How do you find the a, b, c for #(x + 3)^2/9 + (y – 9)^2/25 =1#?

1 Answer
Oct 22, 2015

Answer:

Find them by a bit of rewriting of the equation and using the formula that #c=sqrt(\mbox{semimajor axis}^2-\mbox{semiminoraxis}^2}#. See below for the answers.

Explanation:

First, rewrite the equation of this ellipse in the form #((x-h)/a)^2+((y-k)/b)^2=1#:

#((x+3)^2)/9+((y-9)^2)/25=1#

#implies ((x-(-3))/3)^2+((y-9)/5)^2=1#.

Hence #a=3# and #b=5#. Since #5>3#, the semimajor axis is #b# and the semiminor axis is #a#.

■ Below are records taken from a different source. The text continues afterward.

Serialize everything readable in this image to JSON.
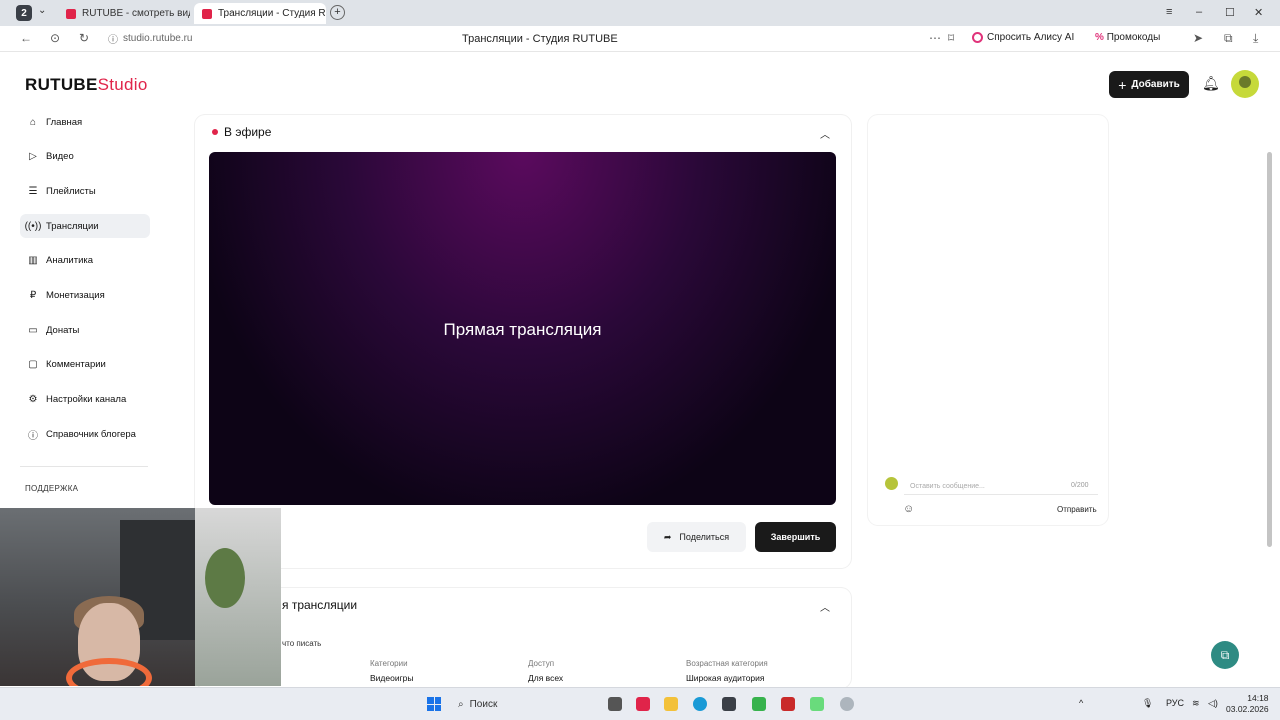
{
  "browser": {
    "tab_count": "2",
    "tabs": [
      {
        "label": "RUTUBE - смотреть виде"
      },
      {
        "label": "Трансляции - Студия R"
      }
    ],
    "url": "studio.rutube.ru",
    "page_title": "Трансляции - Студия RUTUBE",
    "alice_label": "Спросить Алису AI",
    "promo_label": "Промокоды"
  },
  "header": {
    "logo_main": "RUTUBE",
    "logo_sub": "Studio",
    "add_button": "Добавить"
  },
  "sidebar": {
    "items": [
      {
        "label": "Главная",
        "icon": "home-icon"
      },
      {
        "label": "Видео",
        "icon": "video-icon"
      },
      {
        "label": "Плейлисты",
        "icon": "playlist-icon"
      },
      {
        "label": "Трансляции",
        "icon": "broadcast-icon",
        "active": true
      },
      {
        "label": "Аналитика",
        "icon": "analytics-icon"
      },
      {
        "label": "Монетизация",
        "icon": "money-icon"
      },
      {
        "label": "Донаты",
        "icon": "donate-icon"
      },
      {
        "label": "Комментарии",
        "icon": "comment-icon"
      },
      {
        "label": "Настройки канала",
        "icon": "gear-icon"
      },
      {
        "label": "Справочник блогера",
        "icon": "info-icon"
      }
    ],
    "support": "ПОДДЕРЖКА"
  },
  "live": {
    "status": "В эфире",
    "player_text": "Прямая трансляция",
    "share_label": "Поделиться",
    "end_label": "Завершить"
  },
  "chat": {
    "placeholder": "Оставить сообщение...",
    "counter": "0/200",
    "send_label": "Отправить"
  },
  "info": {
    "title": "я трансляции",
    "hint": "что писать",
    "columns": [
      {
        "label": "Категории",
        "value": "Видеоигры"
      },
      {
        "label": "Доступ",
        "value": "Для всех"
      },
      {
        "label": "Возрастная категория",
        "value": "Широкая аудитория"
      }
    ]
  },
  "taskbar": {
    "search_label": "Поиск",
    "lang": "РУС",
    "time": "14:18",
    "date": "03.02.2026"
  },
  "colors": {
    "accent": "#e0244a",
    "dark_button": "#1a1a1a",
    "fab": "#2e8b83"
  }
}
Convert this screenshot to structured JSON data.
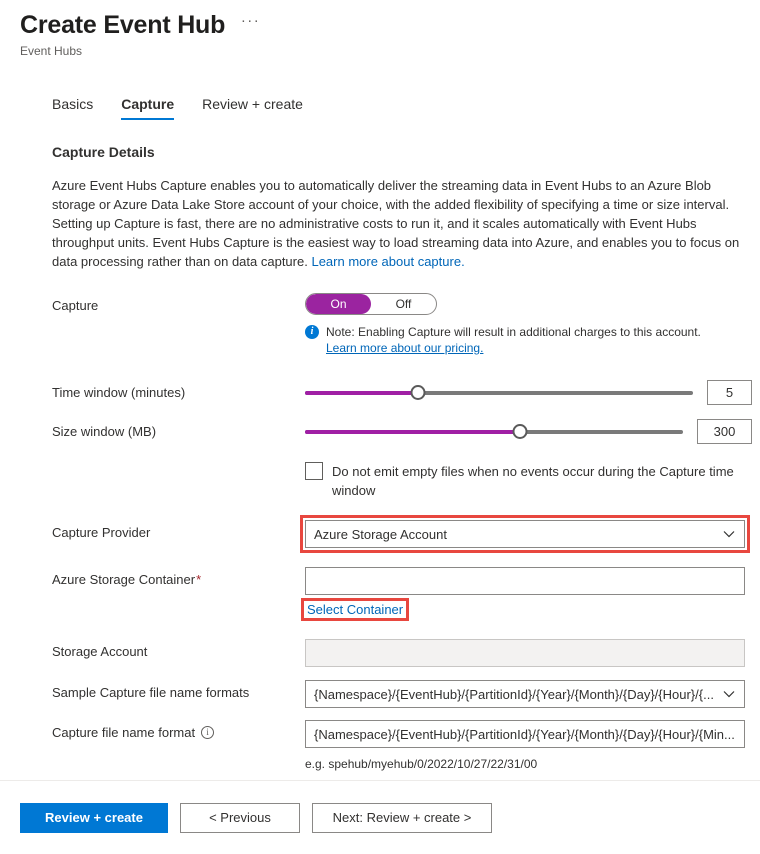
{
  "header": {
    "title": "Create Event Hub",
    "subtitle": "Event Hubs",
    "more_label": "···"
  },
  "tabs": [
    {
      "label": "Basics",
      "active": false
    },
    {
      "label": "Capture",
      "active": true
    },
    {
      "label": "Review + create",
      "active": false
    }
  ],
  "section": {
    "title": "Capture Details",
    "description": "Azure Event Hubs Capture enables you to automatically deliver the streaming data in Event Hubs to an Azure Blob storage or Azure Data Lake Store account of your choice, with the added flexibility of specifying a time or size interval. Setting up Capture is fast, there are no administrative costs to run it, and it scales automatically with Event Hubs throughput units. Event Hubs Capture is the easiest way to load streaming data into Azure, and enables you to focus on data processing rather than on data capture.",
    "description_link": "Learn more about capture."
  },
  "capture": {
    "label": "Capture",
    "on_label": "On",
    "off_label": "Off",
    "selected": "On",
    "note_text": "Note: Enabling Capture will result in additional charges to this account.",
    "note_link": "Learn more about our pricing.",
    "info_glyph": "i"
  },
  "time_window": {
    "label": "Time window (minutes)",
    "value": "5",
    "percent": 29
  },
  "size_window": {
    "label": "Size window (MB)",
    "value": "300",
    "percent": 57
  },
  "skip_empty": {
    "label": "Do not emit empty files when no events occur during the Capture time window",
    "checked": false
  },
  "capture_provider": {
    "label": "Capture Provider",
    "value": "Azure Storage Account",
    "highlighted": true
  },
  "storage_container": {
    "label": "Azure Storage Container",
    "required_marker": "*",
    "value": "",
    "select_link": "Select Container",
    "link_highlighted": true
  },
  "storage_account": {
    "label": "Storage Account",
    "value": "",
    "disabled": true
  },
  "sample_format": {
    "label": "Sample Capture file name formats",
    "value": "{Namespace}/{EventHub}/{PartitionId}/{Year}/{Month}/{Day}/{Hour}/{..."
  },
  "capture_format": {
    "label": "Capture file name format",
    "info_glyph": "i",
    "value": "{Namespace}/{EventHub}/{PartitionId}/{Year}/{Month}/{Day}/{Hour}/{Min...",
    "example": "e.g. spehub/myehub/0/2022/10/27/22/31/00"
  },
  "footer": {
    "primary": "Review + create",
    "previous": "< Previous",
    "next": "Next: Review + create >"
  },
  "colors": {
    "accent_blue": "#0078d4",
    "link_blue": "#0066b8",
    "toggle_purple": "#9b24a0",
    "slider_purple": "#a01fa5",
    "highlight_red": "#e8473f",
    "required_red": "#a4262c"
  }
}
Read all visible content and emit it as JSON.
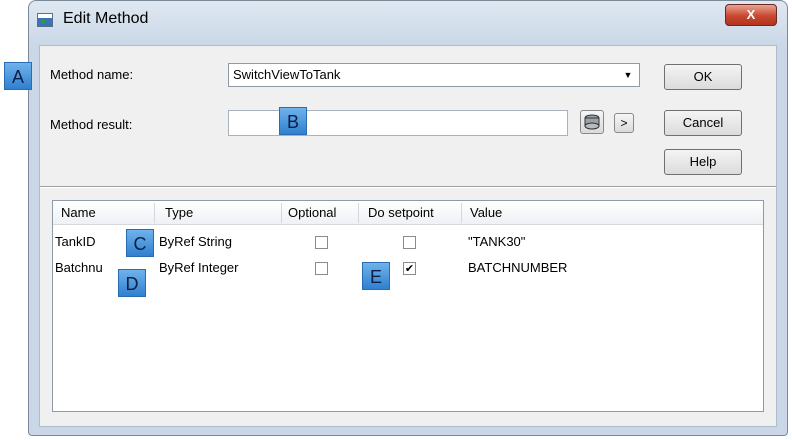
{
  "window": {
    "title": "Edit Method",
    "close_label": "X"
  },
  "form": {
    "method_name_label": "Method name:",
    "method_name_value": "SwitchViewToTank",
    "method_result_label": "Method result:",
    "method_result_value": "",
    "next_arrow": ">"
  },
  "buttons": {
    "ok": "OK",
    "cancel": "Cancel",
    "help": "Help"
  },
  "table": {
    "columns": [
      "Name",
      "Type",
      "Optional",
      "Do setpoint",
      "Value"
    ],
    "rows": [
      {
        "name": "TankID",
        "type": "ByRef String",
        "optional": false,
        "do_setpoint": false,
        "value": "\"TANK30\""
      },
      {
        "name": "Batchnu",
        "type": "ByRef Integer",
        "optional": false,
        "do_setpoint": true,
        "value": "BATCHNUMBER"
      }
    ]
  },
  "callouts": [
    "A",
    "B",
    "C",
    "D",
    "E"
  ],
  "colors": {
    "callout": "#4a94dd",
    "close_button": "#c9482f",
    "window_frame": "#c9d7e6"
  }
}
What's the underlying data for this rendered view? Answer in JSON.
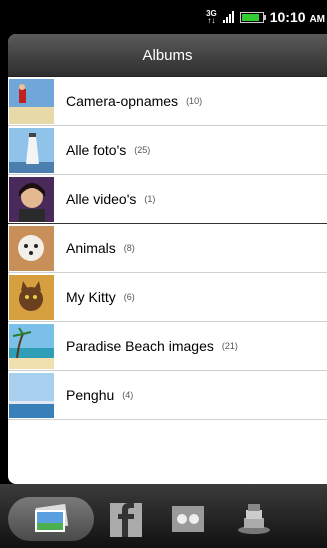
{
  "status": {
    "network": "3G",
    "time": "10:10",
    "ampm": "AM"
  },
  "header": {
    "title": "Albums"
  },
  "albums": [
    {
      "name": "Camera-opnames",
      "count": "(10)",
      "thumb_icon": "camera-photo-thumbnail"
    },
    {
      "name": "Alle foto's",
      "count": "(25)",
      "thumb_icon": "lighthouse-thumbnail"
    },
    {
      "name": "Alle video's",
      "count": "(1)",
      "thumb_icon": "portrait-thumbnail"
    },
    {
      "name": "Animals",
      "count": "(8)",
      "thumb_icon": "dog-thumbnail"
    },
    {
      "name": "My Kitty",
      "count": "(6)",
      "thumb_icon": "cat-thumbnail"
    },
    {
      "name": "Paradise Beach images",
      "count": "(21)",
      "thumb_icon": "beach-thumbnail"
    },
    {
      "name": "Penghu",
      "count": "(4)",
      "thumb_icon": "sky-thumbnail"
    }
  ],
  "bottom_tabs": [
    {
      "icon": "gallery-icon",
      "active": true
    },
    {
      "icon": "facebook-icon",
      "active": false
    },
    {
      "icon": "flickr-icon",
      "active": false
    },
    {
      "icon": "stack-icon",
      "active": false
    }
  ],
  "colors": {
    "battery": "#33cc33",
    "title_bar": "#3a3a3a",
    "background": "#000000"
  }
}
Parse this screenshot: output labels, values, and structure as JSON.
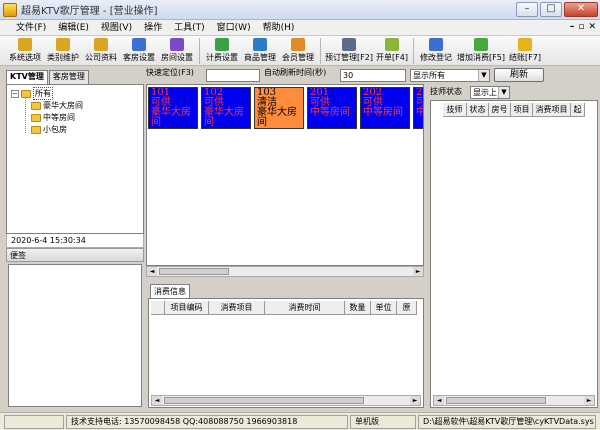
{
  "window": {
    "title": "超易KTV歌厅管理 - [营业操作]"
  },
  "menu": [
    "文件(F)",
    "编辑(E)",
    "视图(V)",
    "操作",
    "工具(T)",
    "窗口(W)",
    "帮助(H)"
  ],
  "toolbar": [
    {
      "label": "系统选项",
      "color": "#d9a522"
    },
    {
      "label": "类别维护",
      "color": "#d9a522"
    },
    {
      "label": "公司资料",
      "color": "#d9a522"
    },
    {
      "label": "客房设置",
      "color": "#3c6fd1"
    },
    {
      "label": "房间设置",
      "color": "#7a4bc4"
    },
    {
      "label": "计费设置",
      "color": "#3aa244"
    },
    {
      "label": "商品管理",
      "color": "#2b7bc9"
    },
    {
      "label": "会员管理",
      "color": "#e08a2a"
    },
    {
      "label": "预订管理[F2]",
      "color": "#5a6b8c"
    },
    {
      "label": "开单[F4]",
      "color": "#8bb53a"
    },
    {
      "label": "修改登记",
      "color": "#3c6fd1"
    },
    {
      "label": "增加消费[F5]",
      "color": "#4aa83e"
    },
    {
      "label": "结账[F7]",
      "color": "#e6b21e"
    }
  ],
  "tabs": [
    "KTV管理",
    "客房管理"
  ],
  "tree": {
    "root": "所有",
    "children": [
      "豪华大房间",
      "中等房间",
      "小包房"
    ]
  },
  "datetime": "2020-6-4 15:30:34",
  "memo_label": "便签",
  "filter": {
    "quick_locate_label": "快速定位(F3)",
    "quick_locate_value": "",
    "auto_refresh_label": "自动刷新时间(秒)",
    "auto_refresh_value": "30",
    "display_select": "显示所有",
    "refresh_button": "刷新"
  },
  "rooms": [
    {
      "number": "101",
      "status": "可供",
      "type": "豪华大房",
      "type2": "间",
      "state": "used"
    },
    {
      "number": "102",
      "status": "可供",
      "type": "豪华大房",
      "type2": "间",
      "state": "used"
    },
    {
      "number": "103",
      "status": "清洁",
      "type": "豪华大房",
      "type2": "间",
      "state": "clean"
    },
    {
      "number": "201",
      "status": "可供",
      "type": "中等房间",
      "type2": "",
      "state": "used"
    },
    {
      "number": "202",
      "status": "可供",
      "type": "中等房间",
      "type2": "",
      "state": "used"
    },
    {
      "number": "2",
      "status": "可",
      "type": "中",
      "type2": "",
      "state": "used"
    }
  ],
  "consumption": {
    "tab_label": "消费信息",
    "columns": [
      "项目编码",
      "消费项目",
      "消费时间",
      "数量",
      "单位",
      "原"
    ]
  },
  "technician": {
    "status_label": "技师状态",
    "status_select": "显示上",
    "columns": [
      "技师",
      "状态",
      "房号",
      "项目",
      "消费项目",
      "起"
    ]
  },
  "status": {
    "support": "技术支持电话: 13570098458 QQ:408088750 1966903818",
    "mode": "单机版",
    "path": "D:\\超易软件\\超易KTV歌厅管理\\cyKTVData.sys"
  }
}
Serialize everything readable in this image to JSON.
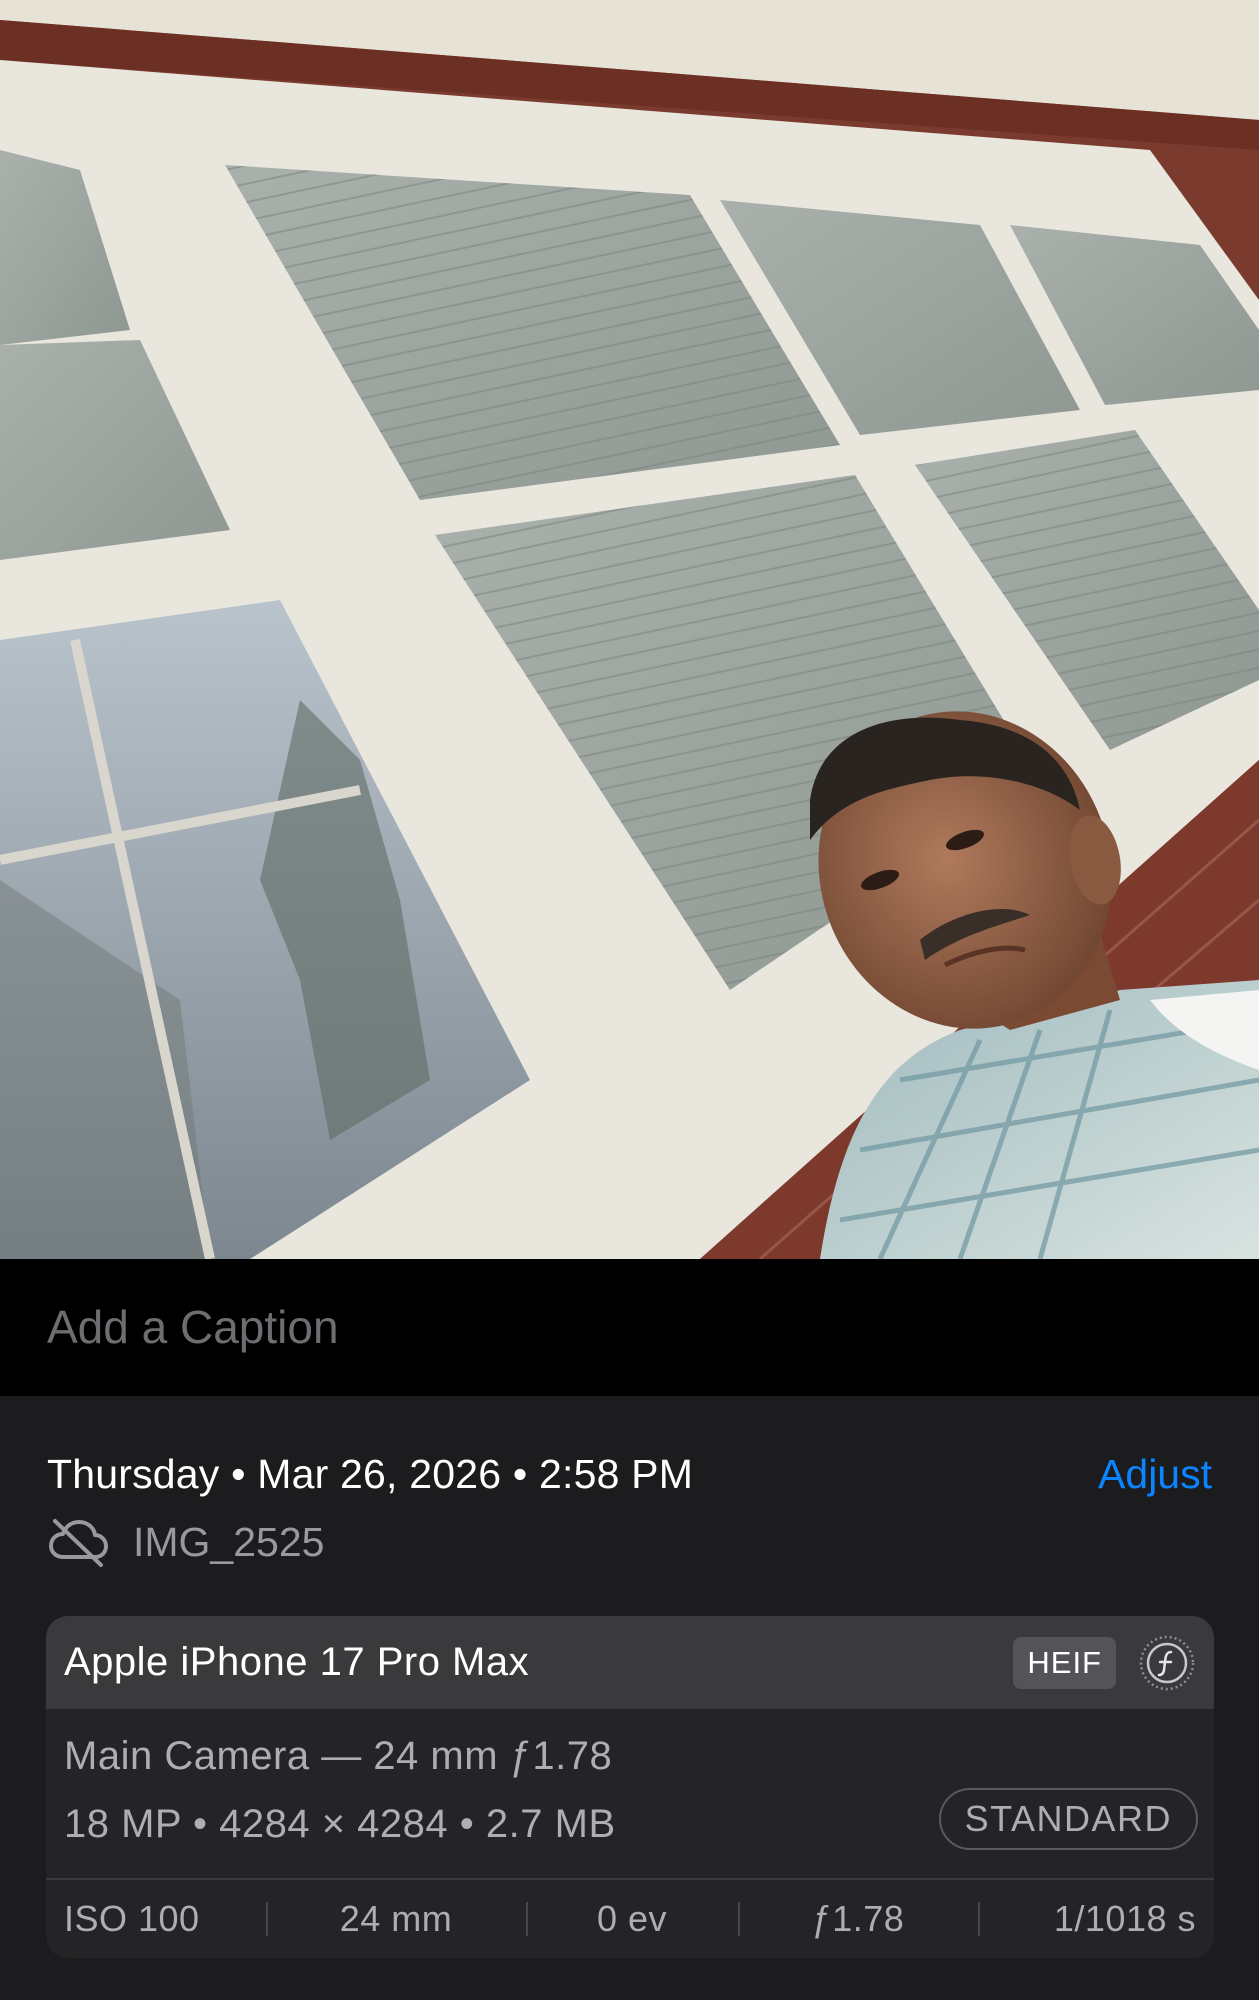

Therefore, the distance between the center of the ellipse and the two foci is #c=sqrt{5^2-3^2}=sqrt{25-9}=sqrt{16}=4#.

FYI, the center of the ellipse is the point whose rectangular coordinates are #(x,y)=(-3,9)#. The four vertices are the points whose rectangular coordinates are #(x,y)=(-3,9 pm 5)# and #(x,y)=(-3 pm 3,9)#.